The protocol allows governments to leverage existing voluntary carbon-market frameworks rather than building new national schemes from scratch. It establishes standardised rules for authorisation, transfer, retirement, and corresponding adjustments, while ensuring registry interoperability and market integrity- critical elements for scaling internationally transferred mitigation outcomes (ITMOs).

A Global, Consultative Effort

First proposed at COP28 in Dubai, the protocol has been refined throughout 2024 with input from governments, crediting bodies, and market participants. It incorporates the latest Article 6.2 decisions from COP29 and is designed with flexibility for future enhancements, including Share-of-Proceeds mechanisms and improved data protocols.

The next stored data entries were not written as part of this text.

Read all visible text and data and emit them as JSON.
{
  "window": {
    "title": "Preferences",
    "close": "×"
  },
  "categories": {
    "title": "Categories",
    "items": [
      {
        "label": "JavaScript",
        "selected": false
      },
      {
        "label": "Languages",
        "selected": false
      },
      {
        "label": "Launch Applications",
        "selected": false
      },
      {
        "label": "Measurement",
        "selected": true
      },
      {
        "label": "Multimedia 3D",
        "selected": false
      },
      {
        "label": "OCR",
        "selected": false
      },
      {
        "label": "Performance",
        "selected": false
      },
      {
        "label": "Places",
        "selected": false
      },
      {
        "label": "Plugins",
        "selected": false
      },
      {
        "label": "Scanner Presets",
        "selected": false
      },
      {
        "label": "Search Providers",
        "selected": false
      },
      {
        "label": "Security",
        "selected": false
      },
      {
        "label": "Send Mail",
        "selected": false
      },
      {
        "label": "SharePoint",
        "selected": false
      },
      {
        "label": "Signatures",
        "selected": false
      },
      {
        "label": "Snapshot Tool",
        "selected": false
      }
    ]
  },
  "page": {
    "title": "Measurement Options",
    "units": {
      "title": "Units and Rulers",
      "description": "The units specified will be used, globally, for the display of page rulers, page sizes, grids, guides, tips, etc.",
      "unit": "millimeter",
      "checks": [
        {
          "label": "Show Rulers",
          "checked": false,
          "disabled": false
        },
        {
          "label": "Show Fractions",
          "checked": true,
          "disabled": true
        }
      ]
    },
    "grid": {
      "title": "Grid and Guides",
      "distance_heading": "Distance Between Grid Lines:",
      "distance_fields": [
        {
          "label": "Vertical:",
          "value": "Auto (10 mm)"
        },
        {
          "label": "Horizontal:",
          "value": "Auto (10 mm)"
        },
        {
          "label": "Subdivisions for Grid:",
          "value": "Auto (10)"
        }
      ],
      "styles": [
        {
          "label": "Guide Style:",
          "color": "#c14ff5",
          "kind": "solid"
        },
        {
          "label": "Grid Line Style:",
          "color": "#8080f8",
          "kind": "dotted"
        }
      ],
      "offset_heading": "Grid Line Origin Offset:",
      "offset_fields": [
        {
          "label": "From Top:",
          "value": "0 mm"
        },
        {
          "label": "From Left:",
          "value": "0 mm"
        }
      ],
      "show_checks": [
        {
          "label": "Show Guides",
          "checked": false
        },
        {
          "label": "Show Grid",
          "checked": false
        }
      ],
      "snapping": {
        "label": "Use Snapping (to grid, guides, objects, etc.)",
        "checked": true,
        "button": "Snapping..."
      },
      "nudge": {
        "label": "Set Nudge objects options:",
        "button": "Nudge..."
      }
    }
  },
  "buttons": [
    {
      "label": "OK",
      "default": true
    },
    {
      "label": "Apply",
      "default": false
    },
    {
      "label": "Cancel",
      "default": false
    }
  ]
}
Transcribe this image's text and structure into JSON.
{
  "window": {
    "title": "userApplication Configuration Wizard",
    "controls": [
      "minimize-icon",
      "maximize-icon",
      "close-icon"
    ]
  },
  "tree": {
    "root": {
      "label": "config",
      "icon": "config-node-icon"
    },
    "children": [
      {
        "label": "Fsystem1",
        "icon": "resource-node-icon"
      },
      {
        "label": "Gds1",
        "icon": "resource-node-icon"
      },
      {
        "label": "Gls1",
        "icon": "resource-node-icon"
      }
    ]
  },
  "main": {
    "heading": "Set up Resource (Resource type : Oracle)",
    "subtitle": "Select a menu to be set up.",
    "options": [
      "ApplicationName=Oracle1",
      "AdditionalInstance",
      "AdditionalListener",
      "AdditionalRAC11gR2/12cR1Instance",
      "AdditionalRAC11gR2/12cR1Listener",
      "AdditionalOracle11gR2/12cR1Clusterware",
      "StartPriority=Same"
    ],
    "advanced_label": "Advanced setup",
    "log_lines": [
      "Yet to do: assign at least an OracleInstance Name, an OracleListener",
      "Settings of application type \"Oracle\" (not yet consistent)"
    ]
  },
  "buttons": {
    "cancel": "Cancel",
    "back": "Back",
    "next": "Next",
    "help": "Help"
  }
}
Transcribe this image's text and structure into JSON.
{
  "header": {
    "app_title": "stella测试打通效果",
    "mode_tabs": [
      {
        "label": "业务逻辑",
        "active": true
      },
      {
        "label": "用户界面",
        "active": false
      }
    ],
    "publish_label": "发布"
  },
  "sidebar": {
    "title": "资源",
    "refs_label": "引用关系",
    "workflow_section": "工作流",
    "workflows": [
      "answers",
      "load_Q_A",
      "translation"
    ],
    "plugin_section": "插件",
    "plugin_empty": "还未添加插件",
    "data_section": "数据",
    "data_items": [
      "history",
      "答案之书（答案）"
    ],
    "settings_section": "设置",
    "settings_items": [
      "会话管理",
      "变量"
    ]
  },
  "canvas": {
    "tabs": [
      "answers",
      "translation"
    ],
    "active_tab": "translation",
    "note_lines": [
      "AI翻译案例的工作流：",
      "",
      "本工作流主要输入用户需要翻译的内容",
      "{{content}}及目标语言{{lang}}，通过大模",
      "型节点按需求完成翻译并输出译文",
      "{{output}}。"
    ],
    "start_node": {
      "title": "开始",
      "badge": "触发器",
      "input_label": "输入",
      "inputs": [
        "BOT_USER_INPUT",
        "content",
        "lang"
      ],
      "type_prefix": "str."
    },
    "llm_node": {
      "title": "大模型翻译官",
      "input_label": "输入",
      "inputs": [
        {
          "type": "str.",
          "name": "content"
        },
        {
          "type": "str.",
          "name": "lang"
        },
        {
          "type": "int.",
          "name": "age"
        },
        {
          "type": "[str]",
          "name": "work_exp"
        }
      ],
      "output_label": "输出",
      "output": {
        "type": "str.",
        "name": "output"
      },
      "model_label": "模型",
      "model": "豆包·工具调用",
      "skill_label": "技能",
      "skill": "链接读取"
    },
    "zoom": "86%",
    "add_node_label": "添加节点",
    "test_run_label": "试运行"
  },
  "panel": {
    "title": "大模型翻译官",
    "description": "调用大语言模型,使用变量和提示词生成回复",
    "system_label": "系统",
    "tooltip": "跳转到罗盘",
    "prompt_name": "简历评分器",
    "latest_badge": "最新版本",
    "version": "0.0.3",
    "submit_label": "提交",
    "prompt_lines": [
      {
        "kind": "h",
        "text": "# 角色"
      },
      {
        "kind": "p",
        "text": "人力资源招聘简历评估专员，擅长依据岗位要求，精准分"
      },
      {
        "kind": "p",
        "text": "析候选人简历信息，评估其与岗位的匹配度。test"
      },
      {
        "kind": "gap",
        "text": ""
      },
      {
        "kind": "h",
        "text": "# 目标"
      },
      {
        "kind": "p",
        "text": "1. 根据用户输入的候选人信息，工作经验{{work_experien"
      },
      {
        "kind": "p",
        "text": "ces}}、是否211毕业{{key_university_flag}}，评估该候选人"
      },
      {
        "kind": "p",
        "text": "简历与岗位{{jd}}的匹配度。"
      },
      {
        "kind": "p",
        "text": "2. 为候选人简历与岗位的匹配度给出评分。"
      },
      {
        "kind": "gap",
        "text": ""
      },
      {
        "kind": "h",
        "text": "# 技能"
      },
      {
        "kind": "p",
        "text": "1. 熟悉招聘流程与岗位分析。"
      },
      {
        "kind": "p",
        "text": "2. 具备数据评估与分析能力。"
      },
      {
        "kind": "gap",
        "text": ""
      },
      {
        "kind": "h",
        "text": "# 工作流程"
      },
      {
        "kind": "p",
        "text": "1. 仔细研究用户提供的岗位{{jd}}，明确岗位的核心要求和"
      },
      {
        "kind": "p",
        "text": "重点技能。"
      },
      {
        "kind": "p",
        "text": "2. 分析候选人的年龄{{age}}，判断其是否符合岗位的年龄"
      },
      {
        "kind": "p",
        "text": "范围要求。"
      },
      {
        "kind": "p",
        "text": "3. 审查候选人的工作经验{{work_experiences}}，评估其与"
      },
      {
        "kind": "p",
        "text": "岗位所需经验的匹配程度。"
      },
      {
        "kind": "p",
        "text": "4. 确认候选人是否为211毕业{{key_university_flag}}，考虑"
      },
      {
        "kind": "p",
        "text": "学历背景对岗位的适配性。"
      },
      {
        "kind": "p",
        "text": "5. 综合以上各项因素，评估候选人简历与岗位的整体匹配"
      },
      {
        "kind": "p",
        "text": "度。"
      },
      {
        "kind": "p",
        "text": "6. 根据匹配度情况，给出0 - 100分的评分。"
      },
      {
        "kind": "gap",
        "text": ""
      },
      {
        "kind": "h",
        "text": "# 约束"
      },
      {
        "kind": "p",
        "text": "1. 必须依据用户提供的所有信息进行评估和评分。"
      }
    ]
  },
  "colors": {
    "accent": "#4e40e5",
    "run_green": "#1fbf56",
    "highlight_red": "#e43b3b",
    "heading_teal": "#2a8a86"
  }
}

Framing the initiative as a major step for developing and smaller nations, Singapore’s National Climate Change Secretariat said the protocol allows countries to participate in high-integrity carbon markets without the administrative burden of creating their own standards.

Why It Matters

For governments, the protocol accelerates climate action by unlocking carbon markets with ready-to-use voluntary standards. For investors and project developers, it provides clear, uniform rules, reducing legal and operational uncertainty in cross-border carbon trading.

The move also signals a more integrated global carbon market, bridging voluntary and compliance systems and giving nations a fast-track pathway to scale mitigation efforts efficiently.

Next Steps

The protocol will be piloted in 2025, testing registry workflows, cross-border transactions, and reporting mechanisms. Singapore, Gold Standard, and Verra plan to refine the governance structure over time, aiming to make the protocol a replicable blueprint for countries worldwide.

By standardising the use of existing carbon crediting programs, the initiative could reshape international carbon markets, making cooperation more transparent, efficient, and impactful – a critical step as nations race to meet net-zero targets.